- Catana Starks, from a 1998 newspaper
- Born: Catana Rhoda Johnson December 30, 1944 Mobile, Alabama, USA
- Died: September 6, 2020 (aged 75) Nashville, Tennessee, USA
- Occupation: Athletics coach
- Years active: 1980-2000s
- Known for: Golf coach, Tennessee State University
- Notable work: First African-American woman to coach an all-men’s team at the collegiate level

= Catana Starks =

American athletic coach (1944–2020)

Catana Rhoda Johnson Starks (December 30, 1944 – September 6, 2020) was an American athletics coach. She was the first African-American woman to coach a men's team at the collegiate level, when she coached the men's golf team at Tennessee State University from 1986 to 2005.

== Early life ==
Catana Johnson was born in Mobile, Alabama. She graduated from Tennessee State University, where one of her classmates was Olympian Wilma Rudolph. She earned a doctorate from Tennessee State in 1989, with a dissertation titled "An analysis of three methods of teaching physical fitness and their effect on strength, flexibility, and cardiovascular endurance" (1989).

== Career ==
Starks coached high school swimming and basketball in Saginaw, Michigan in the 1970s. She became a swimming and diving coach at Tennessee State in 1980. She became head coach of the school's new golf program in 1986, the first African-American woman to coach a men's golf team at the highest collegiate level. She coached the men's golf team at Tennessee State from 1986 to 2005; her efforts to boost the team's profile included recruiting international students, which caused some controversy, especially in the 1998 season, when the team had only one African-American player. In her last year as coach, the team won the National Minority Golf Championship. Her former players included Canadian golfer Sean Foley, who in turn coached Tiger Woods, and Scottish golfer Robert Dinwiddie. She was also head of the Human Performance and Sports Sciences department at Tennessee State.
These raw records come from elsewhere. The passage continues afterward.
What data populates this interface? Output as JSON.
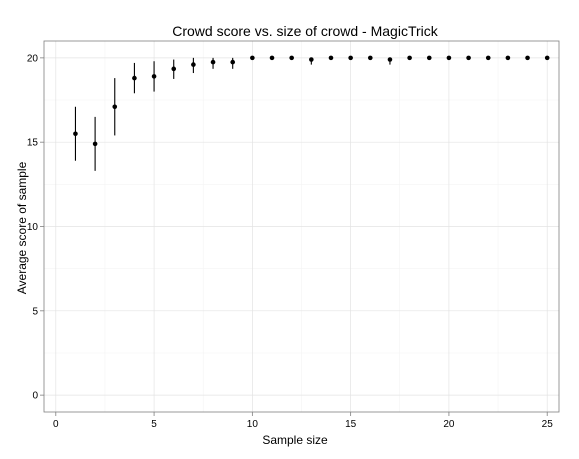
{
  "chart_data": {
    "type": "scatter",
    "title": "Crowd score vs. size of crowd -  MagicTrick",
    "xlabel": "Sample size",
    "ylabel": "Average score of sample",
    "xlim": [
      -0.6,
      25.6
    ],
    "ylim": [
      -1.0,
      21.0
    ],
    "x_ticks": [
      0,
      5,
      10,
      15,
      20,
      25
    ],
    "y_ticks": [
      0,
      5,
      10,
      15,
      20
    ],
    "grid": true,
    "legend": "none",
    "series": [
      {
        "x": [
          1,
          2,
          3,
          4,
          5,
          6,
          7,
          8,
          9,
          10,
          11,
          12,
          13,
          14,
          15,
          16,
          17,
          18,
          19,
          20,
          21,
          22,
          23,
          24,
          25
        ],
        "y": [
          15.5,
          14.9,
          17.1,
          18.8,
          18.9,
          19.35,
          19.6,
          19.75,
          19.75,
          20.0,
          20.0,
          20.0,
          19.9,
          20.0,
          20.0,
          20.0,
          19.9,
          20.0,
          20.0,
          20.0,
          20.0,
          20.0,
          20.0,
          20.0,
          20.0
        ],
        "ymin": [
          13.9,
          13.3,
          15.4,
          17.9,
          18.0,
          18.75,
          19.1,
          19.35,
          19.35,
          20.0,
          20.0,
          20.0,
          19.6,
          20.0,
          20.0,
          20.0,
          19.6,
          20.0,
          20.0,
          20.0,
          20.0,
          20.0,
          20.0,
          20.0,
          20.0
        ],
        "ymax": [
          17.1,
          16.5,
          18.8,
          19.7,
          19.8,
          19.9,
          20.0,
          20.0,
          20.0,
          20.0,
          20.0,
          20.0,
          20.0,
          20.0,
          20.0,
          20.0,
          20.0,
          20.0,
          20.0,
          20.0,
          20.0,
          20.0,
          20.0,
          20.0,
          20.0
        ]
      }
    ],
    "colors": {
      "points": "#000000",
      "grid": "#e3e3e3",
      "border": "#7f7f7f"
    }
  }
}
Starks' life story was dramatized in a film, From the Rough (2011), starring Taraji P. Henson as Starks. In 2014, Starks was inducted into the National Black College Alumni Hall of Fame.

== Personal life ==
Catana Rhoda Johnson married Alfred Donnie Starks in 1964 and had a son. She later remarried. Starks died in 2020, aged 75 years, in Nashville, Tennessee.